Amnesty international et plusieurs journalistes tirent la sonnette d’alarme

Un cri d’alarme faisant état de multiples dangers menaçant les droits de l’Homme et la liberté d’expression a été lancé ce matin par la section tunisienne d’Amnesty international et par plusieurs journalistes. C’est à travers une pétition nationale, lancée aujourd’hui, lors d’une conférence de presse, que l’organisation compte faire entendre sa voix aux élus du peuple. Là où ils siègent, ceux-ci ne sembleraient pas si soucieux des droits fondamentaux, ni des menaces liberticides. La preuve, selon Lotfi Azzouz, représentant tunisien d’Amnesty International, en est le projet de la Constitution qui ne mentionne pas l’universalité des droits de l’Homme, dont notamment le droit à l’accès à l’information ou la liberté d’expression.

Pour Kamel Laabidi, journaliste et président de l’Instance nationale indépendante pour le secteur de l’information et de la communication, le dédain de l’Assemblée  nationale constituante va au-delà du texte de la Constitution pour se manifester à travers des projets de loi « défigurés et liberticides ». Le projet de loi organique qui avait été soumis à l’ANC le 6 septembre 2012 pour abroger le décret-loi 115 en est, selon lui, un exemple concret et frappant : « Parmi les 80 articles de ce projet défendu notamment par les députés d’Ennahdha, 13 articles peuvent conduire les journalistes en prison ! » s’est-il indigné.

Kamel-Laabidi

Mais pour Kamel Laabidi, l’ANC, majoritairement nahdhaouie, n’est pas la seule à compromettre le présent et l’avenir des médias. Les deux autres pouvoirs ne sont pas moins impliqués. Du côté du gouvernement, les incidents, voire les confrontations, vont crescendo depuis l’accès de la Troïka au pouvoir : les nominations gouvernementales « arbitraires » à la tête des établissements publics de presse, le limogeage, non moins arbitraire, des directeurs de plusieurs radios régionales, les déclarations offensives de la part de plusieurs responsables du gouvernement, comme Hamadi Jebali ou Lotfi Zitoun… Le feuilleton, qui relate la relation conflictuelle entre le gouvernement et les médias, a davantage été compliqué par les déclarations du président de la République.

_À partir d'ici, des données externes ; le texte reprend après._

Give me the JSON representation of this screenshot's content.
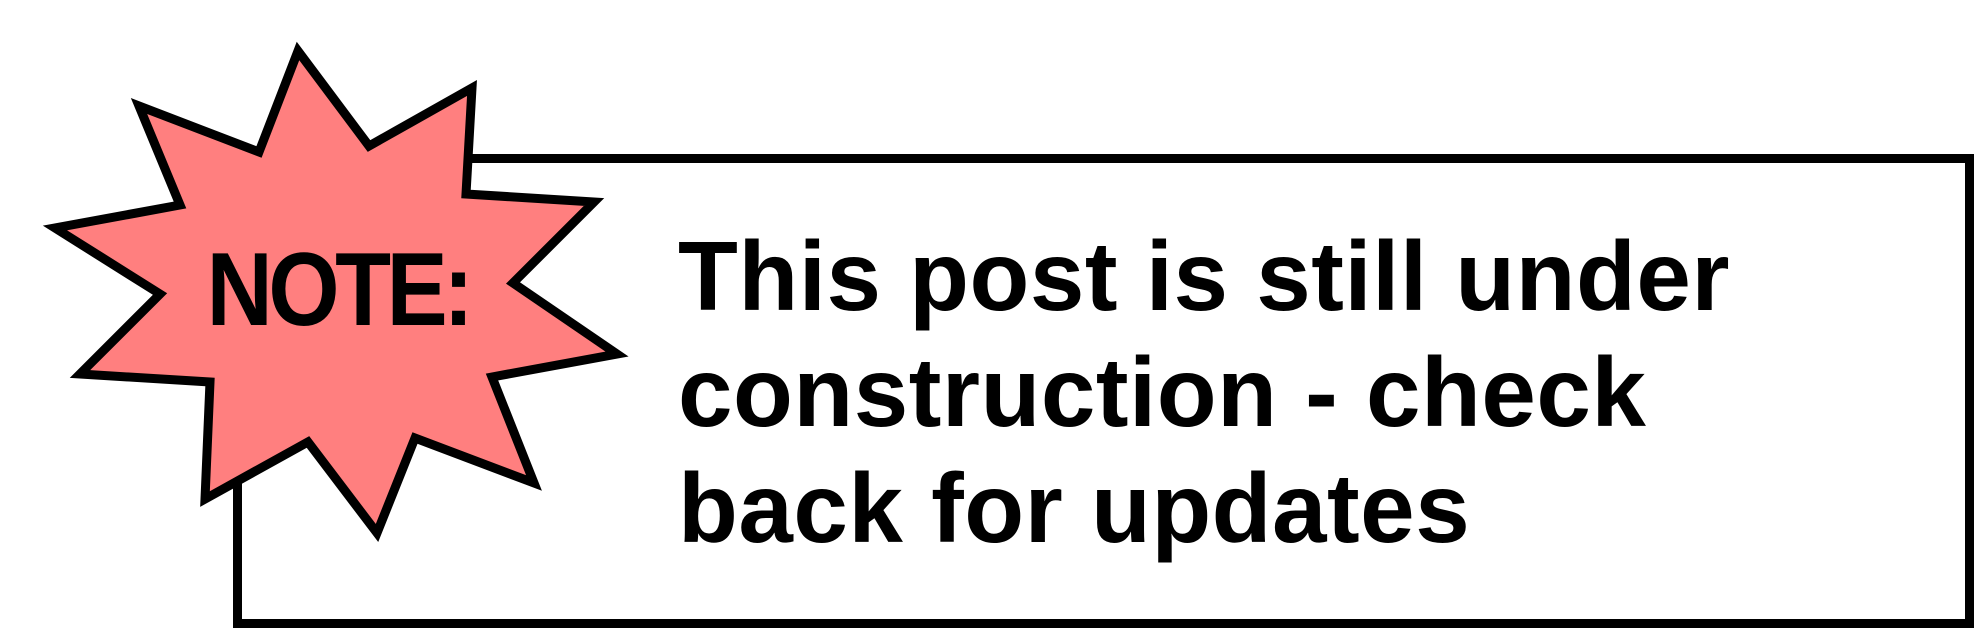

Au lieu  de se prévaloir de ses prérogatives  pour en finir avec la composition de la Haute autorité de la communication audiovisuelle (HAICA), Moncef Marzouki, hésite encore. La cause en serait le rejet jusqu’ici du mouvement Ennahdha de tous les membres présentés par le Syndicat national des journalistes.

En l’absence de cette instance qui devrait, tel qu’énonce le décret-loi 116, organiser et réguler le secteur audiovisuel, le paysage médiatique continue à baigner dans le flou et même la corruption. Le journaliste Jamel Arfaoui a de ce fait mis en garde contre des « opérations de blanchiment d’argent dans les médias ».  L’absence de garanties juridiques et légales assujettit, selon lui, le secteur à l’emprise de quelques hommes d’affaires corrompus et vide la mission du journalisme de son sens.

Outre les tentatives de domestication exercées pour le pouvoir en exercice et par quelques magnats de l’économie, d’autres menaces endogènes pèsent sur les journalistes. La journaliste Chedia Khedhir, de la télévision nationale, déplore en effet un manque de solidarité chez les journalistes. Sa collègue Amel Chahed, qui a vu, il y a quelques semaines, son émission politique censurée et remplacée par un feuilleton turc, appelle, elle, ses collègues à « une plus grande résistance et à une plus forte autorité face aux intimidations. « Il ne faut pas se laisser faire, cette fois-ci. Notre responsabilité est grande et historique », a-t-elle insisté.